Training and Optimization
Training model in Grilly
Grilly training uses explicit gradient flow:
Forward pass through modules.
Compute loss value.
Build gradient with respect to model output.
Call backward on modules/containers.
Call optimizer step.
Unlike frameworks with global autograd by default, many Grilly paths expose direct backward methods per module.
Canonical loop
import numpy as np
import grilly.nn as nn
import grilly.optim as optim
model = nn.Sequential(
nn.Linear(128, 256),
nn.GELU(),
nn.Linear(256, 10),
)
optimizer = optim.Adam(model.parameters(), lr=1e-3)
x = np.random.randn(64, 128).astype(np.float32)
y = np.random.randn(64, 10).astype(np.float32)
pred = model(x)
loss = np.mean((pred - y) ** 2)
grad_out = (2.0 / y.size) * (pred - y)
model.zero_grad()
model.backward(grad_out)
optimizer.step()
Optimizers
grilly.optim includes:
Adam, AdamW
SGD
NLMS
NaturalGradient
scheduler utilities (StepLR, CosineAnnealingLR, etc.)
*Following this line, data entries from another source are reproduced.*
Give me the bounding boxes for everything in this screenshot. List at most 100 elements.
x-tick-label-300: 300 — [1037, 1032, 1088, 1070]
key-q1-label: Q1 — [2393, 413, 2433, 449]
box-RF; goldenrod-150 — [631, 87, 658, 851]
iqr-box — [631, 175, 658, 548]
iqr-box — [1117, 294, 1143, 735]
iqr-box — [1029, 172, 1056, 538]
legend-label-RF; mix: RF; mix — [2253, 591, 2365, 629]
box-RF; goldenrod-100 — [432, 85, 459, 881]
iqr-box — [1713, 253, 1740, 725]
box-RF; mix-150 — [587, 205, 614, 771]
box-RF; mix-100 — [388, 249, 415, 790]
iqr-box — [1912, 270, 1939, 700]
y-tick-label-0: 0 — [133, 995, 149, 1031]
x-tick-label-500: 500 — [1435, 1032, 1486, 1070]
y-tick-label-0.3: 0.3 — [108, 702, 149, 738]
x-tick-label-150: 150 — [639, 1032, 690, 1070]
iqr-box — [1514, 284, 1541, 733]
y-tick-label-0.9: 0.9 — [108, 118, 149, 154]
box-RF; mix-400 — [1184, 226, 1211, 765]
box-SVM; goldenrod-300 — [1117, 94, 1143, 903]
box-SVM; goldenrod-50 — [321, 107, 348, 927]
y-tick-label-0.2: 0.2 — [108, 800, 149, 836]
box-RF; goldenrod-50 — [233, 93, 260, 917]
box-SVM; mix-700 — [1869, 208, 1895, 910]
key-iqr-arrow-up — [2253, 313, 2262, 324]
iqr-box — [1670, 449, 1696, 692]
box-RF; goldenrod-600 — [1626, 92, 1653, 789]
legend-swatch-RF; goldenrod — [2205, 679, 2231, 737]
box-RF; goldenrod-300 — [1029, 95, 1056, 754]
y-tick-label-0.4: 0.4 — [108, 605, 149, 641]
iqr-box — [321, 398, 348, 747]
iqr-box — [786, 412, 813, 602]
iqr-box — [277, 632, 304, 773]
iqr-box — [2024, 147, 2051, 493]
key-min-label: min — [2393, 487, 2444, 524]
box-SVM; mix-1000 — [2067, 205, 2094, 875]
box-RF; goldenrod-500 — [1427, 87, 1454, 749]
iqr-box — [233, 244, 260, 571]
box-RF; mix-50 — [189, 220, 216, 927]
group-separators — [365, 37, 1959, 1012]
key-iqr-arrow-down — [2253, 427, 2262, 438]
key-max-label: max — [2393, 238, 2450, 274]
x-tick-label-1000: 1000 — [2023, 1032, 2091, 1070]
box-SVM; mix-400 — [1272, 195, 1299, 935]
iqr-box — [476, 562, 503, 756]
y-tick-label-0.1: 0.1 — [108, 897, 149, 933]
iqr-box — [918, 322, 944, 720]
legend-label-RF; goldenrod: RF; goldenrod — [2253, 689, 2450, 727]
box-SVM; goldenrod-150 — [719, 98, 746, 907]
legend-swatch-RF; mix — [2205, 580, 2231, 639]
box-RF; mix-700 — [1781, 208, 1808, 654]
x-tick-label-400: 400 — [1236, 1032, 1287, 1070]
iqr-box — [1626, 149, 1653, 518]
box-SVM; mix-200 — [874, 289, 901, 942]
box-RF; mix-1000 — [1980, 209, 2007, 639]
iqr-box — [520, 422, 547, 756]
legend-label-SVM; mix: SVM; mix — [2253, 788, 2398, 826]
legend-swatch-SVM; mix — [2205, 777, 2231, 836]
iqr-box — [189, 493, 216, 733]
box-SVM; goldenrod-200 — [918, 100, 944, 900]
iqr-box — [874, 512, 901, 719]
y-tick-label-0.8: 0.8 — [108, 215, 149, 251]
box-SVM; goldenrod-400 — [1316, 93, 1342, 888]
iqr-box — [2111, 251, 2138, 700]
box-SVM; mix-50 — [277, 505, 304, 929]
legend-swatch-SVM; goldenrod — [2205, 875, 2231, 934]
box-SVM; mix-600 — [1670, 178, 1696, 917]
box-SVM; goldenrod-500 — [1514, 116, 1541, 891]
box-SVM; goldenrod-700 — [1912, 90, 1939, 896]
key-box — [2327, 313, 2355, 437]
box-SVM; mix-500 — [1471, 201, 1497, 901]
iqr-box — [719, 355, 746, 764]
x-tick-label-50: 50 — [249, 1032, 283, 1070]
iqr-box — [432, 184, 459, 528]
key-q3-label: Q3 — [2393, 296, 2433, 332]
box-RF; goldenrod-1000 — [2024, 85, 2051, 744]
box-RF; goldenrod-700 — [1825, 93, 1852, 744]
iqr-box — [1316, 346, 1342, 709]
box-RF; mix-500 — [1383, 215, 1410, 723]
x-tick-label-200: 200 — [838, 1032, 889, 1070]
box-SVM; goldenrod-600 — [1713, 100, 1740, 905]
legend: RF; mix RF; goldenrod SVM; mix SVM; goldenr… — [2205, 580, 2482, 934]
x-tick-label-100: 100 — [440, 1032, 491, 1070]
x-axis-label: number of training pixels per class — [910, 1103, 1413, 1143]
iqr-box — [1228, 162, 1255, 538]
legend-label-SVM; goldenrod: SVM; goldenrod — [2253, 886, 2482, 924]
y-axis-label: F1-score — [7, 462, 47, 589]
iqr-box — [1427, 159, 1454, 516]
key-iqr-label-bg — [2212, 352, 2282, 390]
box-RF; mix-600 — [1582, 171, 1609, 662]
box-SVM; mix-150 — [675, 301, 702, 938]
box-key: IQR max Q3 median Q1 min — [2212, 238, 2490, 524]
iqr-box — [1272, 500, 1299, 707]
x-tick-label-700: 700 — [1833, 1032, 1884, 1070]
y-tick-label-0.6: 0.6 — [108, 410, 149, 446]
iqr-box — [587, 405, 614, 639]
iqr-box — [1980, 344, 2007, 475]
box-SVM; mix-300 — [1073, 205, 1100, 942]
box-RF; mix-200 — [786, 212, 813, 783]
The optimizer layer can use GPU-backed update paths when available, with CPU fallback behavior when needed.
Gradient lifecycle
Typical parameter lifecycle:
param.grad is written during backward.
optimizer.step() consumes gradient and updates parameter.
zero_grad() clears or resets gradients for the next step.
Numerical and runtime tips
Keep all training arrays in float32.
Verify gradients are finite before optimizer step.
Start with small learning rates for custom module stacks.
For long runs, checkpoint model/optimizer state periodically.